METHODS: Amnion-derived WISH cells were treated with a range of prostanoids and their effects on production of interleukin (IL)-6 and IL-8 were determined by enzyme-linked immunosorbent assay and Northern analysis. The effects of thromboxane inhibitors on cytokine production by term primary amnion explants also were examined.

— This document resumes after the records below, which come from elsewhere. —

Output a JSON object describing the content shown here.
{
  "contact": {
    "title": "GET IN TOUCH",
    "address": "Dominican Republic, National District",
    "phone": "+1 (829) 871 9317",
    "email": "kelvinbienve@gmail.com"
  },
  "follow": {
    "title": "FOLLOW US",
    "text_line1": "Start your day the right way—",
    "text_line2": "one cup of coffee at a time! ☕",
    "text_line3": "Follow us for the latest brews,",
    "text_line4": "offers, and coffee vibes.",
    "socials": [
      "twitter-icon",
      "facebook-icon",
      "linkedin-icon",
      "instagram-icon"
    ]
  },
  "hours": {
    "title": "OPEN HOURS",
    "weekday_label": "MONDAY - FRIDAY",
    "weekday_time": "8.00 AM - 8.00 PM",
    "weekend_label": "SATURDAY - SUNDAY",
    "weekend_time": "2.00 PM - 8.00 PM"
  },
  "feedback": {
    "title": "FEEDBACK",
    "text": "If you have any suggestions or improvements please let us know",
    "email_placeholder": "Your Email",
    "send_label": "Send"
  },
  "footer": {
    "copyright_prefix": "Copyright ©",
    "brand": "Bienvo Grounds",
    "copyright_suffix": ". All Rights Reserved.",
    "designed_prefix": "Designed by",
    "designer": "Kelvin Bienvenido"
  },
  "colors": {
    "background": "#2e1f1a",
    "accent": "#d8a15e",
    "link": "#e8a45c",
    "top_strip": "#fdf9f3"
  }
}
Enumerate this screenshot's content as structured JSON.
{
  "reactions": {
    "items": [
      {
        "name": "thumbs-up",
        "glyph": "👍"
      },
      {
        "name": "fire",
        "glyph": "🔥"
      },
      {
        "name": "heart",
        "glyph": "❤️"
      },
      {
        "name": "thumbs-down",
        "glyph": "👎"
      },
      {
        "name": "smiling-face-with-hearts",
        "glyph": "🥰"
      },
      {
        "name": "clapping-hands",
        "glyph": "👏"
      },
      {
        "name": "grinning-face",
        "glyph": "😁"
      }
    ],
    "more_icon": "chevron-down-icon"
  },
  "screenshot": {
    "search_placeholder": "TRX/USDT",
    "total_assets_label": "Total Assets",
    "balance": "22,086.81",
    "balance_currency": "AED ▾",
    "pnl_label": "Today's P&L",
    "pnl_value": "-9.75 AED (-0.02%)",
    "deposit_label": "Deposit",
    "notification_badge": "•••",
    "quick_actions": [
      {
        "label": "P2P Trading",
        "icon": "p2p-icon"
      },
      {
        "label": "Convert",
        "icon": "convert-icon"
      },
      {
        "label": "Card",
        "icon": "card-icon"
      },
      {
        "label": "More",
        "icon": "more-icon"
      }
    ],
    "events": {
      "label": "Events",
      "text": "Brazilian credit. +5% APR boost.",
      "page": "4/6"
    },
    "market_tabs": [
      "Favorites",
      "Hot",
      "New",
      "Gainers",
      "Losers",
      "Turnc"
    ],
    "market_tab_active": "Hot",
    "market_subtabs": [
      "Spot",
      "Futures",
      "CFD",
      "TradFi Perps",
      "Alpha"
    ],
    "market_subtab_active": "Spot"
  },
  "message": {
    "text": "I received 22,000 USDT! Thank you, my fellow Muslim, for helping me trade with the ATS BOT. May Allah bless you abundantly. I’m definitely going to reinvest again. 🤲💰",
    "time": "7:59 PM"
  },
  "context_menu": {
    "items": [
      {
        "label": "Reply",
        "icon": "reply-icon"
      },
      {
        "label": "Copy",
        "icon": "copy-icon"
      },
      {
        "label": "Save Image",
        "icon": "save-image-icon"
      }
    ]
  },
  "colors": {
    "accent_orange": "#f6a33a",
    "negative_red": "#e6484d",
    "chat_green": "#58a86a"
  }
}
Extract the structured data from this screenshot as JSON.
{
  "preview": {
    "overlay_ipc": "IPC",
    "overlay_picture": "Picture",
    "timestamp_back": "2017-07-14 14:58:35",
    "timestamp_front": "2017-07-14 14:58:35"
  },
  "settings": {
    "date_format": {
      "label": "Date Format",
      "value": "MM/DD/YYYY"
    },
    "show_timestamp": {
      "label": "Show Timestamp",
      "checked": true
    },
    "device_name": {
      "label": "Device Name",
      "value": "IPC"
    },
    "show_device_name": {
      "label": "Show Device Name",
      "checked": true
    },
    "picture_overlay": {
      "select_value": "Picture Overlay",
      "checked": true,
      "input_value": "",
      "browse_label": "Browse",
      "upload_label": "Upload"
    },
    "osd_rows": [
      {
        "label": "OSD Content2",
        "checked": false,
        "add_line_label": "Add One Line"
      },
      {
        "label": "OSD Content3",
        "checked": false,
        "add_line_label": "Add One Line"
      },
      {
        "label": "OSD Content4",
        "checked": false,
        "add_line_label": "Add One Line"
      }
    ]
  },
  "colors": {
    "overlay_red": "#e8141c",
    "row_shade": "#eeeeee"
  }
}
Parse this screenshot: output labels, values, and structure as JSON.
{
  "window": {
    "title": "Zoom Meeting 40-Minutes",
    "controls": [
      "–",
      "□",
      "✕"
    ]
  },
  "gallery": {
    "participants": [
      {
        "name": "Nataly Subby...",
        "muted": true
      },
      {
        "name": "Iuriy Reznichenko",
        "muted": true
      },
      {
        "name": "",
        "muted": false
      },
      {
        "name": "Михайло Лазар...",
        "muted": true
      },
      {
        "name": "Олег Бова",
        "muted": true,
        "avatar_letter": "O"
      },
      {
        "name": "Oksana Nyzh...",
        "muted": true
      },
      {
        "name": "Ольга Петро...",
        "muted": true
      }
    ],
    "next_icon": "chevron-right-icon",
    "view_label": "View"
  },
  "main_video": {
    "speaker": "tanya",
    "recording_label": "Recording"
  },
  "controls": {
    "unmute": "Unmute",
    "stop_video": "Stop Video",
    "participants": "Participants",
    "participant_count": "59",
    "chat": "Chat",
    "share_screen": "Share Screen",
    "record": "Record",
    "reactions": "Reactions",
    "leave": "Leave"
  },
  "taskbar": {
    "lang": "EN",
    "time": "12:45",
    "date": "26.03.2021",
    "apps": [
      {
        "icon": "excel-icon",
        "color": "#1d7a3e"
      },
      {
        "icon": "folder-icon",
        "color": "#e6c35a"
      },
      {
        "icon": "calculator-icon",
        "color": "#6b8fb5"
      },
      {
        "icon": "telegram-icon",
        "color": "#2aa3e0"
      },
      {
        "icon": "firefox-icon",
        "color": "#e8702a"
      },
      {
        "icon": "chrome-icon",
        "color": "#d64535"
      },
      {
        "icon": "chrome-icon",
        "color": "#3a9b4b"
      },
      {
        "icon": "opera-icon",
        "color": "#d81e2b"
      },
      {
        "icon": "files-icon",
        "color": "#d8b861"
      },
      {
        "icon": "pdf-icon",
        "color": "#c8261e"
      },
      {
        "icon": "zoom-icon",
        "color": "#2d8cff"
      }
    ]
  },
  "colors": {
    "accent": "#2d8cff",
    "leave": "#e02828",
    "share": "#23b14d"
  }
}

RESULTS: Prostaglandin (PG)A2, PGD2, PGF2 alpha, PGE2, PGJ2, and the PGI2 analogue carbaprostacyclin (1-1000 nmol/L) exhibited no significant effects on cytokine production. However, the thromboxane A2 (TXA2) agonist U46619 and carbocyclic (c)TXA2 both stimulated WISH cytokine production with similar potencies under basal or cytokine-stimulated conditions. Significant stimulation of IL-6 production was observed at concentrations > or = 8 nmol/L (P < .05 by analysis of variance), whereas IL-8 production was stimulated significantly but to a lesser extent. The effects of U46619 and cTXA2 were rapid; maximal stimulation of cytokine production occurred within 4 to 8 hours of treatment. U46619 augmented IL-1 beta-stimulated IL-6 and IL-8 mRNA expression within 2 hours of treatment. In amnion explants inhibitors of TX synthesis and action abrogated the stimulatory effects of IL-1 beta on cytokine production.
CONCLUSION: These results are consistent with the presence of a feed-forward loop in amnion involving TXA2 and cytokines, which could play a significant role in the progression of the inflammatory response involved in the mechanism of infection-driven preterm labor.